The movement to establish shelters for the homeless and victims of domestic violence was seen as a temporary problem in the 1970’s when the movement began but as these problems persisted and the numbers grew, the social service agencies running these services became overwhelmed and resorted to creating a rigid bureaucracy to handle the increasing population of people who were abused and/or homeless. DeWard and Moe, in discussing women’s narrative of surviving a shelter show the life to be one of living in a total institution. Erving Goffman describes the “total institution” in his groundbreaking work Asylums: Essays on the social situation of mental patients and other inmates. These institutions have rigid rules and regulations thus creating a  “systematic deterioration of personhood and loss of autonomy.” Additionally there is a definite “us” vs. “them” mentality in the shelter environment (DeWard and Moe).

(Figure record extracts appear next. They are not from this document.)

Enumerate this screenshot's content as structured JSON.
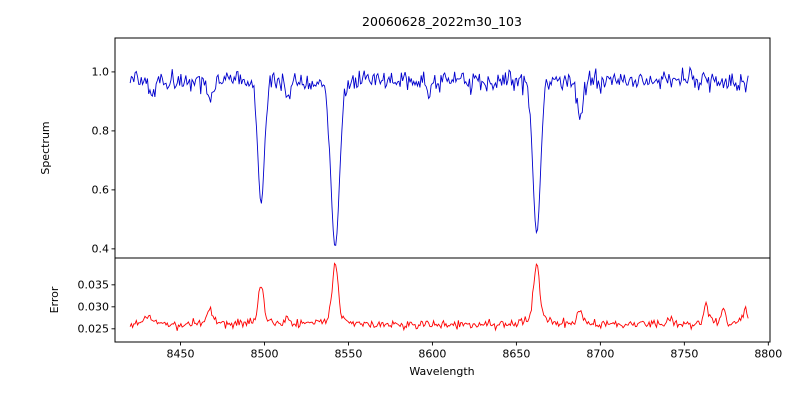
{
  "figure": {
    "background": "#ffffff"
  },
  "chart_data": {
    "type": "line",
    "title": "20060628_2022m30_103",
    "xlabel": "Wavelength",
    "legend": "none",
    "grid": false,
    "seed": 20060628,
    "x_axis": {
      "lim": [
        8411,
        8801
      ],
      "ticks": [
        8450,
        8500,
        8550,
        8600,
        8650,
        8700,
        8750,
        8800
      ],
      "tick_labels": [
        "8450",
        "8500",
        "8550",
        "8600",
        "8650",
        "8700",
        "8750",
        "8800"
      ],
      "data_range": [
        8420,
        8788
      ]
    },
    "panels": [
      {
        "name": "spectrum",
        "ylabel": "Spectrum",
        "color": "#0000cd",
        "ylim": [
          0.369,
          1.115
        ],
        "yticks": [
          0.4,
          0.6,
          0.8,
          1.0
        ],
        "ytick_labels": [
          "0.4",
          "0.6",
          "0.8",
          "1.0"
        ],
        "model": {
          "points": 500,
          "continuum": 0.985,
          "noise_up": 0.013,
          "noise_down": 0.018,
          "dip_prob": 0.03,
          "dip_extra": 0.05,
          "absorption_lines": [
            {
              "center": 8498.0,
              "depth": 0.43,
              "width": 2.0
            },
            {
              "center": 8542.1,
              "depth": 0.575,
              "width": 2.6
            },
            {
              "center": 8662.1,
              "depth": 0.53,
              "width": 2.3
            },
            {
              "center": 8467.5,
              "depth": 0.07,
              "width": 1.8
            },
            {
              "center": 8514.0,
              "depth": 0.05,
              "width": 1.5
            },
            {
              "center": 8598.0,
              "depth": 0.045,
              "width": 1.3
            },
            {
              "center": 8688.0,
              "depth": 0.14,
              "width": 1.7
            },
            {
              "center": 8433.0,
              "depth": 0.05,
              "width": 1.5
            }
          ]
        }
      },
      {
        "name": "error",
        "ylabel": "Error",
        "color": "#ff0000",
        "ylim": [
          0.022,
          0.0411
        ],
        "yticks": [
          0.025,
          0.03,
          0.035
        ],
        "ytick_labels": [
          "0.025",
          "0.030",
          "0.035"
        ],
        "model": {
          "points": 500,
          "baseline": 0.0257,
          "noise": 0.00045,
          "spikes": [
            {
              "center": 8431.0,
              "amp": 0.0018,
              "width": 2.0
            },
            {
              "center": 8467.5,
              "amp": 0.0028,
              "width": 1.8
            },
            {
              "center": 8498.0,
              "amp": 0.0078,
              "width": 1.6
            },
            {
              "center": 8514.0,
              "amp": 0.0012,
              "width": 1.5
            },
            {
              "center": 8542.1,
              "amp": 0.0124,
              "width": 1.7
            },
            {
              "center": 8662.1,
              "amp": 0.0122,
              "width": 1.7
            },
            {
              "center": 8688.0,
              "amp": 0.0028,
              "width": 1.6
            },
            {
              "center": 8741.0,
              "amp": 0.0015,
              "width": 1.5
            },
            {
              "center": 8763.0,
              "amp": 0.0042,
              "width": 1.4
            },
            {
              "center": 8773.0,
              "amp": 0.0028,
              "width": 1.3
            },
            {
              "center": 8786.0,
              "amp": 0.003,
              "width": 1.5
            }
          ]
        }
      }
    ]
  }
}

Aha, my domain is social justice advocacy! Which has to do with the social service or helping professions that deal with marginalized people. I sense that following the crowd in social justice advocacy work is to start a corporation or get a job and do what you  can within the context of what I see as the total institutional setting. One area of inquiry that seems important to me are systems society has devised to deal with people in need of assistance, in other words the social service bureaucracy. According to Bauman, “The specifically bureaucratic way of running things is founded on a strict chain of command and equally strict definitions of the roles ascribed to every link in the chain” (Bauman 5). Bureaucracies are meant to be rational entities that do not allow for what Bauman calls “voice of conscience” that might prompt a worker to want to help a suffering client/consumer. Another area of research is to investigate the concept of ally development that has been posited by practitioner-scholars Anne Bishop and Keith Edwards among others in the burgeoning field of social justice education. My intention is to create allies (alliances) made up of marginalized people of all kinds, idealists and people willing to look at their own prejudices and discrimination for the purpose of reigniting the Poor People’s Campaign to end poverty.

 

Works Cited


Bauman, Zygmunt. "Alone Again: Ethics after Certainty." London, UK: Demos, 1994. Print.


Csikszentmihalyi, Mihaly. Creativity: Flow and the Psychology of Discovery and Invention. New York, NY: HarperCollins, 1996. Print.


DeWard, Sarah L., and Angela M Moe. ""Like a Prison!": Homeless Women's Narratives of Surviving Shelter." Journal of Sociology and Social Welfare 37.1 (2010): 115 - 35. Print.